If you’re struggling with ADHD and shame, try practicing self-compassion and positive self-talk. These two strategies can help you to feel better about yourself and your ADHD.

8. Practice Mindfulness Or Meditation

Mindfulness involves being present in the moment and observing your thoughts and feelings without judgment. This can help you to become more aware of your ADHD symptoms and triggers and allows you to manage them more effectively.

Meditation can also help to focus your mind and boost your concentration levels. In addition, both mindfulness and meditation can help to reduce stress and anxiety, which can be helpful in managing ADHD symptoms.

Practicing mindfulness or meditation on a regular basis can be helpful in dealing with ADHD and shame.
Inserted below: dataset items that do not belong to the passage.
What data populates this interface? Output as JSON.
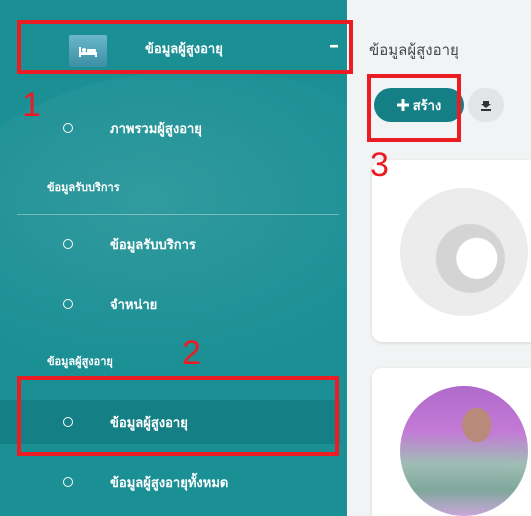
{
  "sidebar": {
    "header": {
      "label": "ข้อมูลผู้สูงอายุ",
      "collapse_symbol": "–"
    },
    "overview_item": {
      "label": "ภาพรวมผู้สูงอายุ"
    },
    "section_services": {
      "label": "ข้อมูลรับบริการ"
    },
    "services_items": [
      {
        "label": "ข้อมูลรับบริการ"
      },
      {
        "label": "จำหน่าย"
      }
    ],
    "section_elderly": {
      "label": "ข้อมูลผู้สูงอายุ"
    },
    "elderly_items": [
      {
        "label": "ข้อมูลผู้สูงอายุ",
        "active": true
      },
      {
        "label": "ข้อมูลผู้สูงอายุทั้งหมด"
      }
    ]
  },
  "main": {
    "page_title": "ข้อมูลผู้สูงอายุ",
    "create_button": {
      "icon": "plus-icon",
      "label": "สร้าง"
    },
    "download_button": {
      "icon": "download-icon"
    }
  },
  "annotations": [
    {
      "number": "1"
    },
    {
      "number": "2"
    },
    {
      "number": "3"
    }
  ],
  "colors": {
    "sidebar_bg": "#1a8f94",
    "accent": "#157f86",
    "annotation_red": "#ec1c24"
  }
}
If you have ADHD and shame, consider giving mindfulness or meditation a try. You may find that it helps you to better manage your ADHD symptoms and feel better about yourself.

9. Make Time Each Day For Yourself To Relax And Rejuvenate

ADHD can be a frustrating and overwhelming condition, both for those who live with it and for their loved ones. It can be difficult to keep up with the demands of daily life, let alone find time to relax and rejuvenate.

However, making time each day for yourself can help to ease ADHD symptoms and reduce shame. ADHD can lead to feelings of inadequacy and failure. But taking time each day to nurture yourself can help to boost your self-esteem and confidence.

When you make time for yourself, you are telling yourself that you are worthy of care and that you deserve to feel good. In addition, relaxation activities can help to improve focus and concentration. 

10. Seek Out Positive Role Models Who Have ADHD 

Too often, people with ADHD are made to feel like they’re somehow lesser because of their condition. But it doesn’t have to be this way. There are plenty of successful people with ADHD who have overcome the odds to achieve great things.

Seeking out positive role models who have ADHD can help deal with ADHD and shame. Seeing proof that ADHD doesn’t have to be a barrier to success can help people with ADHD feel more hopeful and motivated.

Finding role model can help deal with ADHD and shame

It can also remind them that they’re not alone in their struggle.

There are many famous people with ADHD who have gone on to lead successful lives, including Michael Phelps, Justin Timberlake, and Howie Mandel. Learning about their journeys can inspire others with ADHD to keep pushing forward, even when things seem tough.


ADHD can be a difficult condition to live with, and it can be especially difficult when it’s accompanied by feelings of shame. It’s important to remember that ADHD is a real medical condition, and it’s nothing to be ashamed of. If you’re struggling with ADHD, don’t hesitate to reach out for help.


Goodman, D. W., & Thase, M. E. (2009b). Recognizing ADHD in Adults with Comorbid Mood Disorders: Implications for Identification and Management. Postgraduate Medicine121(5), 31–41.

Mueller, A. K., Fuermaier, A. B. M., Koerts, J., & Tucha, L. (2012). Stigma in attention deficit hyperactivity disorder. ADHD Attention Deficit and Hyperactivity Disorders, 4(3), 101–114.